F COMME FACILE...

Je vous connais et vous fais confiance à tous qui passez sur ce blog et peut-être même avant sur l’autre (le maudit, l’inaccessible à jamais), vous savez ce que vous allez trouver chez moi.

Tout mon orgueil vient de mon sous-titre : le BDSM comme un Art d’Aimer.

 

Que d’autres vivent leur BDSM autrement est infiniment respectable.

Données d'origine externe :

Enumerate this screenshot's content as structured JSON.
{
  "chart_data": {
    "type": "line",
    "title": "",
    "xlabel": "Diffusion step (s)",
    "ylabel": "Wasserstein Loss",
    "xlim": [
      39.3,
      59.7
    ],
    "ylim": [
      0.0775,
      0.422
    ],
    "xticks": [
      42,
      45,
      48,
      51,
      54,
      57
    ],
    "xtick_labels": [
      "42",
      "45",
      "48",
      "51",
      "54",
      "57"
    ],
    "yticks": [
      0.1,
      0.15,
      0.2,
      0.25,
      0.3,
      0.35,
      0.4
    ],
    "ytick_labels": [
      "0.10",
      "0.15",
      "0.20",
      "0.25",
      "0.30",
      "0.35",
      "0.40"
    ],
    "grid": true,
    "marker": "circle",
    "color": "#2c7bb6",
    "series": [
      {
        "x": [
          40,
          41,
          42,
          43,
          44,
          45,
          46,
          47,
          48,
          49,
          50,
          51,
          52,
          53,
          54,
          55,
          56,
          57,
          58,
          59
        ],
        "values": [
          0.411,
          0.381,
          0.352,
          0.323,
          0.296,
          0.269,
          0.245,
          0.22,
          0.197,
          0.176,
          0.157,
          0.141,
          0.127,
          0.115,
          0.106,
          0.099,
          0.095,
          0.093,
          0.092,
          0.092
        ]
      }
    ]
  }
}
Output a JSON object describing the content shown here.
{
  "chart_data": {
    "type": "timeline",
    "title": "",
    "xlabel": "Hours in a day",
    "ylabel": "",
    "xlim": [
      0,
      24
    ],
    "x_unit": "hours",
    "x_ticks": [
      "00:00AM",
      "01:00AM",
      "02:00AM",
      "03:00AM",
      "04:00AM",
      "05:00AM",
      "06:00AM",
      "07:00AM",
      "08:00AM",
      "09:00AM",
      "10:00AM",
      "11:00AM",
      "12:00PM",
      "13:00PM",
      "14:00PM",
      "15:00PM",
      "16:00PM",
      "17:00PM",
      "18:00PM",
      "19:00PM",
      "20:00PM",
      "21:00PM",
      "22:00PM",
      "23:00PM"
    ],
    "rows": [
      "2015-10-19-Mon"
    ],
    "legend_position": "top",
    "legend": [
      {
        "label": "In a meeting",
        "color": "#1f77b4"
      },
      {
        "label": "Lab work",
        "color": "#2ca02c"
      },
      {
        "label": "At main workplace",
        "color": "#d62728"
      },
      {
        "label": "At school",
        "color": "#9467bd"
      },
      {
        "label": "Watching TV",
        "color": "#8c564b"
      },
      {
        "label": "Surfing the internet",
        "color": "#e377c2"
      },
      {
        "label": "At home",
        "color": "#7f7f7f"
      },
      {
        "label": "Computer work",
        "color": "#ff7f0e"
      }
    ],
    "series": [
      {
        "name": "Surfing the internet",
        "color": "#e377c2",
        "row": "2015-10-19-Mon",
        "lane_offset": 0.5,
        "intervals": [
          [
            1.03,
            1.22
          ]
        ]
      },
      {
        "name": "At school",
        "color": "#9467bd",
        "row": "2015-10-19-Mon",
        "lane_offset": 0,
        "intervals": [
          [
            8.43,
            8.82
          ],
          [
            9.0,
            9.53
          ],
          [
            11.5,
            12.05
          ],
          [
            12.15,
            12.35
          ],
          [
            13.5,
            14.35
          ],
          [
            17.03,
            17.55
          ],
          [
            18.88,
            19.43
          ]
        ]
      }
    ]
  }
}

Quand il s’agit bien de BDSM…

Or, je constate depuis quelque temps un glissement sémantique qui en revient à faire du BDSM tout et n’importe quoi.

Ma longue ( !) et variée ( !) expérience sur un serveur, des chats et des listes n’a fait que conforter ce sentiment désolant.

 

La faute en revient principalement à ces messieurs qui se disent « Dominants » sans avoir compris un traître mot de l’idée « philosophique » que sous-tend ce mot.

 

Aussi, la plupart des petites annonces que l’on trouve ici et là aujourd’hui parle de tout sauf de BDSM.

Ils ont lu des pages et des pages, n’y ont rien compris sinon ce qui les arrangeait… Il faut dire que -marketing oblige- on les y aide bien quand on a de la D/s virtuelle à vendre…

 

Voici, selon moi, l’exemple type de SM dévoyé.

Il est fréquent que, dans la relation D/s, le « Maître » puisse, pour quelques instants « prêter » sa soumise à un autre Dominant. Quand cela arrive, les choses se déroulent généralement en la présence du « Maître » premier.

M. et moi ne vivons pas ainsi mais je ne puis cependant pas dire que cela n’existe pas ni ne pas trouver une justification réellement BDSM à cela : pour éclairer votre lanterne, je dirai que c’est une sorte de mise à l’épreuve de l’appartenance :

« Si tu es à moi, je peux t’utiliser en faisant de toi ce que je veux. »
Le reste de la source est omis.